Every event in a trackers history creates a new state (e.g. running a bot action, receiving a user message, setting slots). Featurizing a single state of the tracker has a couple steps:

  1. Tracker provides a bag of active features:
    • features indicating intents and entities, if this is the first state in a turn, e.g. it’s the first action we will take after parsing the user’s message. (e.g. [intent_restaurant_search, entity_cuisine] )
    • features indicating which slots are currently defined, e.g. slot_location if the user previously mentioned the area they’re searching for restaurants.
    • features indicating the results of any API calls stored in slots, e.g. slot_matches
    • features indicating what the last action was (e.g. prev_action_listen)
  2. Convert all the features into numeric vectors:

    We use the X, y notation that’s common for supervised learning, where X is an array of shape (num_data_points, time_dimension, num_input_features), and y is an array of shape (num_data_points, num_bot_features) or (num_data_points, time_dimension, num_bot_features) containing the target class labels encoded as one-hot vectors.

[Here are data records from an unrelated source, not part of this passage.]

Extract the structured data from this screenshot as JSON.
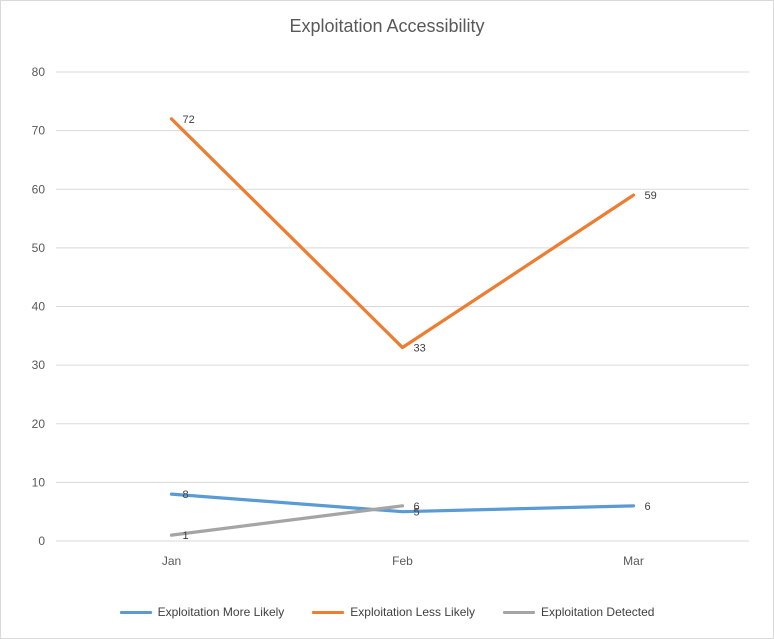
{
  "chart_data": {
    "type": "line",
    "title": "Exploitation Accessibility",
    "categories": [
      "Jan",
      "Feb",
      "Mar"
    ],
    "series": [
      {
        "name": "Exploitation More Likely",
        "color": "#5B9BD5",
        "values": [
          8,
          5,
          6
        ]
      },
      {
        "name": "Exploitation Less Likely",
        "color": "#ED7D31",
        "values": [
          72,
          33,
          59
        ]
      },
      {
        "name": "Exploitation Detected",
        "color": "#A5A5A5",
        "values": [
          1,
          6,
          null
        ]
      }
    ],
    "ylim": [
      0,
      80
    ],
    "yticks": [
      0,
      10,
      20,
      30,
      40,
      50,
      60,
      70,
      80
    ],
    "grid": true,
    "legend_position": "bottom",
    "data_labels": true
  },
  "colors": {
    "grid": "#D9D9D9",
    "axis_text": "#595959",
    "title_text": "#595959",
    "label_text": "#404040",
    "border": "#D9D9D9",
    "background": "#FFFFFF"
  }
}
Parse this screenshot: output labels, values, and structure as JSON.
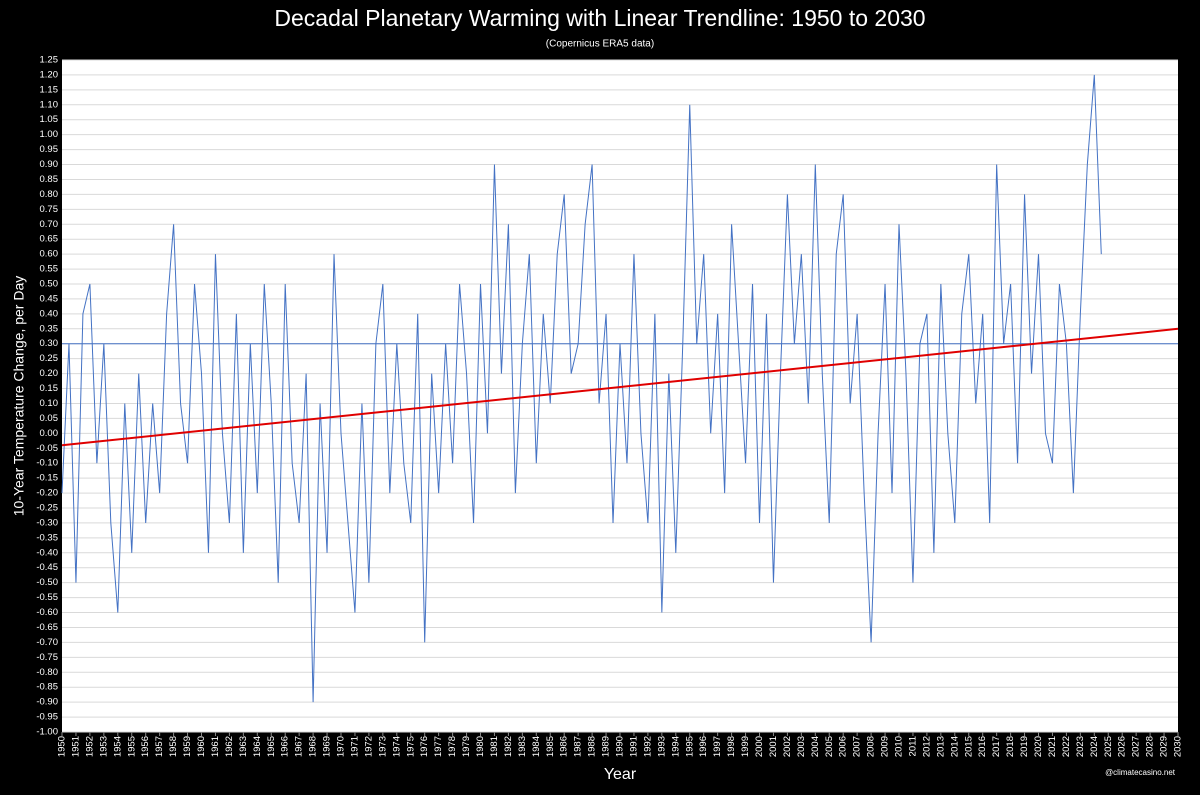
{
  "chart_data": {
    "type": "line",
    "title": "Decadal Planetary Warming with Linear Trendline: 1950 to 2030",
    "subtitle": "(Copernicus ERA5 data)",
    "x_label": "Year",
    "y_label": "10-Year Temperature Change, per Day",
    "credit": "@climatecasino.net",
    "grid": true,
    "xlim": [
      1950,
      2030
    ],
    "ylim": [
      -1.0,
      1.25
    ],
    "xticks": [
      1950,
      1951,
      1952,
      1953,
      1954,
      1955,
      1956,
      1957,
      1958,
      1959,
      1960,
      1961,
      1962,
      1963,
      1964,
      1965,
      1966,
      1967,
      1968,
      1969,
      1970,
      1971,
      1972,
      1973,
      1974,
      1975,
      1976,
      1977,
      1978,
      1979,
      1980,
      1981,
      1982,
      1983,
      1984,
      1985,
      1986,
      1987,
      1988,
      1989,
      1990,
      1991,
      1992,
      1993,
      1994,
      1995,
      1996,
      1997,
      1998,
      1999,
      2000,
      2001,
      2002,
      2003,
      2004,
      2005,
      2006,
      2007,
      2008,
      2009,
      2010,
      2011,
      2012,
      2013,
      2014,
      2015,
      2016,
      2017,
      2018,
      2019,
      2020,
      2021,
      2022,
      2023,
      2024,
      2025,
      2026,
      2027,
      2028,
      2029,
      2030
    ],
    "yticks": [
      {
        "value": -1.0,
        "label": "-1.00"
      },
      {
        "value": -0.95,
        "label": "-0.95"
      },
      {
        "value": -0.9,
        "label": "-0.90"
      },
      {
        "value": -0.85,
        "label": "-0.85"
      },
      {
        "value": -0.8,
        "label": "-0.80"
      },
      {
        "value": -0.75,
        "label": "-0.75"
      },
      {
        "value": -0.7,
        "label": "-0.70"
      },
      {
        "value": -0.65,
        "label": "-0.65"
      },
      {
        "value": -0.6,
        "label": "-0.60"
      },
      {
        "value": -0.55,
        "label": "-0.55"
      },
      {
        "value": -0.5,
        "label": "-0.50"
      },
      {
        "value": -0.45,
        "label": "-0.45"
      },
      {
        "value": -0.4,
        "label": "-0.40"
      },
      {
        "value": -0.35,
        "label": "-0.35"
      },
      {
        "value": -0.3,
        "label": "-0.30"
      },
      {
        "value": -0.25,
        "label": "-0.25"
      },
      {
        "value": -0.2,
        "label": "-0.20"
      },
      {
        "value": -0.15,
        "label": "-0.15"
      },
      {
        "value": -0.1,
        "label": "-0.10"
      },
      {
        "value": -0.05,
        "label": "-0.05"
      },
      {
        "value": 0,
        "label": "0.00"
      },
      {
        "value": 0.05,
        "label": "0.05"
      },
      {
        "value": 0.1,
        "label": "0.10"
      },
      {
        "value": 0.15,
        "label": "0.15"
      },
      {
        "value": 0.2,
        "label": "0.20"
      },
      {
        "value": 0.25,
        "label": "0.25"
      },
      {
        "value": 0.3,
        "label": "0.30"
      },
      {
        "value": 0.35,
        "label": "0.35"
      },
      {
        "value": 0.4,
        "label": "0.40"
      },
      {
        "value": 0.45,
        "label": "0.45"
      },
      {
        "value": 0.5,
        "label": "0.50"
      },
      {
        "value": 0.55,
        "label": "0.55"
      },
      {
        "value": 0.6,
        "label": "0.60"
      },
      {
        "value": 0.65,
        "label": "0.65"
      },
      {
        "value": 0.7,
        "label": "0.70"
      },
      {
        "value": 0.75,
        "label": "0.75"
      },
      {
        "value": 0.8,
        "label": "0.80"
      },
      {
        "value": 0.85,
        "label": "0.85"
      },
      {
        "value": 0.9,
        "label": "0.90"
      },
      {
        "value": 0.95,
        "label": "0.95"
      },
      {
        "value": 1.0,
        "label": "1.00"
      },
      {
        "value": 1.05,
        "label": "1.05"
      },
      {
        "value": 1.1,
        "label": "1.10"
      },
      {
        "value": 1.15,
        "label": "1.15"
      },
      {
        "value": 1.2,
        "label": "1.20"
      },
      {
        "value": 1.25,
        "label": "1.25"
      }
    ],
    "hlines": [
      {
        "value": 0.3,
        "color": "#4472c4"
      }
    ],
    "series": [
      {
        "color": "#4472c4",
        "x": [
          1950,
          1950.5,
          1951,
          1951.5,
          1952,
          1952.5,
          1953,
          1953.5,
          1954,
          1954.5,
          1955,
          1955.5,
          1956,
          1956.5,
          1957,
          1957.5,
          1958,
          1958.5,
          1959,
          1959.5,
          1960,
          1960.5,
          1961,
          1961.5,
          1962,
          1962.5,
          1963,
          1963.5,
          1964,
          1964.5,
          1965,
          1965.5,
          1966,
          1966.5,
          1967,
          1967.5,
          1968,
          1968.5,
          1969,
          1969.5,
          1970,
          1970.5,
          1971,
          1971.5,
          1972,
          1972.5,
          1973,
          1973.5,
          1974,
          1974.5,
          1975,
          1975.5,
          1976,
          1976.5,
          1977,
          1977.5,
          1978,
          1978.5,
          1979,
          1979.5,
          1980,
          1980.5,
          1981,
          1981.5,
          1982,
          1982.5,
          1983,
          1983.5,
          1984,
          1984.5,
          1985,
          1985.5,
          1986,
          1986.5,
          1987,
          1987.5,
          1988,
          1988.5,
          1989,
          1989.5,
          1990,
          1990.5,
          1991,
          1991.5,
          1992,
          1992.5,
          1993,
          1993.5,
          1994,
          1994.5,
          1995,
          1995.5,
          1996,
          1996.5,
          1997,
          1997.5,
          1998,
          1998.5,
          1999,
          1999.5,
          2000,
          2000.5,
          2001,
          2001.5,
          2002,
          2002.5,
          2003,
          2003.5,
          2004,
          2004.5,
          2005,
          2005.5,
          2006,
          2006.5,
          2007,
          2007.5,
          2008,
          2008.5,
          2009,
          2009.5,
          2010,
          2010.5,
          2011,
          2011.5,
          2012,
          2012.5,
          2013,
          2013.5,
          2014,
          2014.5,
          2015,
          2015.5,
          2016,
          2016.5,
          2017,
          2017.5,
          2018,
          2018.5,
          2019,
          2019.5,
          2020,
          2020.5,
          2021,
          2021.5,
          2022,
          2022.5,
          2023,
          2023.5,
          2024,
          2024.5
        ],
        "values": [
          -0.2,
          0.3,
          -0.5,
          0.4,
          0.5,
          -0.1,
          0.3,
          -0.3,
          -0.6,
          0.1,
          -0.4,
          0.2,
          -0.3,
          0.1,
          -0.2,
          0.4,
          0.7,
          0.1,
          -0.1,
          0.5,
          0.2,
          -0.4,
          0.6,
          0.0,
          -0.3,
          0.4,
          -0.4,
          0.3,
          -0.2,
          0.5,
          0.1,
          -0.5,
          0.5,
          -0.1,
          -0.3,
          0.2,
          -0.9,
          0.1,
          -0.4,
          0.6,
          0.0,
          -0.3,
          -0.6,
          0.1,
          -0.5,
          0.3,
          0.5,
          -0.2,
          0.3,
          -0.1,
          -0.3,
          0.4,
          -0.7,
          0.2,
          -0.2,
          0.3,
          -0.1,
          0.5,
          0.2,
          -0.3,
          0.5,
          0.0,
          0.9,
          0.2,
          0.7,
          -0.2,
          0.3,
          0.6,
          -0.1,
          0.4,
          0.1,
          0.6,
          0.8,
          0.2,
          0.3,
          0.7,
          0.9,
          0.1,
          0.4,
          -0.3,
          0.3,
          -0.1,
          0.6,
          0.0,
          -0.3,
          0.4,
          -0.6,
          0.2,
          -0.4,
          0.3,
          1.1,
          0.3,
          0.6,
          0.0,
          0.4,
          -0.2,
          0.7,
          0.3,
          -0.1,
          0.5,
          -0.3,
          0.4,
          -0.5,
          0.2,
          0.8,
          0.3,
          0.6,
          0.1,
          0.9,
          0.2,
          -0.3,
          0.6,
          0.8,
          0.1,
          0.4,
          -0.2,
          -0.7,
          0.0,
          0.5,
          -0.2,
          0.7,
          0.2,
          -0.5,
          0.3,
          0.4,
          -0.4,
          0.5,
          0.0,
          -0.3,
          0.4,
          0.6,
          0.1,
          0.4,
          -0.3,
          0.9,
          0.3,
          0.5,
          -0.1,
          0.8,
          0.2,
          0.6,
          0.0,
          -0.1,
          0.5,
          0.3,
          -0.2,
          0.4,
          0.9,
          1.2,
          0.6
        ]
      },
      {
        "color": "#e00000",
        "x": [
          1950,
          2030
        ],
        "values": [
          -0.04,
          0.35
        ]
      }
    ]
  }
}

    The target labels correspond to actions taken by the bot. To convert the features into vector format, there are different feaurizers available:

    • BinarySingleStateFeaturizer creates a binary one-hot encoding:

      The vectors X, y indicate a presence of a certain intent, entity, previous action or slot e.g. [0 0 1 0 0 1 ...].

    • LabelTokenizerSingleStateFeaturizer creates an vector based on the feature label:

      All active feature labels (e.g. prev_action_listen) are split into tokens and represented as a bag-of-words. For example, actions utter_explain_details_hotel and utter_explain_details_restaurant will have 3 features in common, and differ by a single feature indicating a domain.

      Labels for user inputs (intents, entities) and bot actions are featurized separately. Each label in the two categories is tokenized on a special character split_symbol (e.g. action_search_restaurant = {action, search, restaurant}), creating two vocabularies. A bag-of-words representation is then created for each label using the appropriate vocabulary. The slots are featurized as binary vectors, indicating their presence or absence at each step of the dialogue.


If the domain defines the possible actions, [ActionGreet, ActionGoodbye], two additional default actions are added: [ActionListen, ActionRestart]. Therefore, label 0 indicates default action listen, label 1 default restart, label 2 a greeting and 3 indicates goodbye.

Tracker Featurizers

It’s often useful to include a bit more history than just the current state when predicting an action. The TrackerFeaturizer iterates over tracker states and calls a SingleStateFeaturizer for each state. There are two different tracker featurizers:

1. Full Dialogue

FullDialogueTrackerFeaturizer creates numerical representation of stories to feed to a recurrent neural network where the whole dialogue is fed to a network and the gradient is backpropagated from all time steps. Therefore, X is an array of shape (num_stories, max_dialogue_length, num_input_features) and y is an array of shape (num_stories, max_dialogue_length, num_bot_features). The smaller dialogues are padded with -1 for all features, indicating no values for a policy.

2. Max History

MaxHistoryTrackerFeaturizer creates an array of previous tracker states for each bot action or utterance, with the parameter max_history defining how many states go into each row in X. Deduplication is performed to filter out duplicated turns (bot actions or bot utterances) in terms of their previous states. Hence X has shape (num_unique_turns, max_history, num_input_features) and y is an array of shape (num_unique_turns, num_bot_features).

For some algorithms a flat feature vector is needed, so X should be reshaped to (num_unique_turns, max_history * num_input_features). If numeric target class labels are needed instead of one-hot vectors, use y.argmax(axis=-1).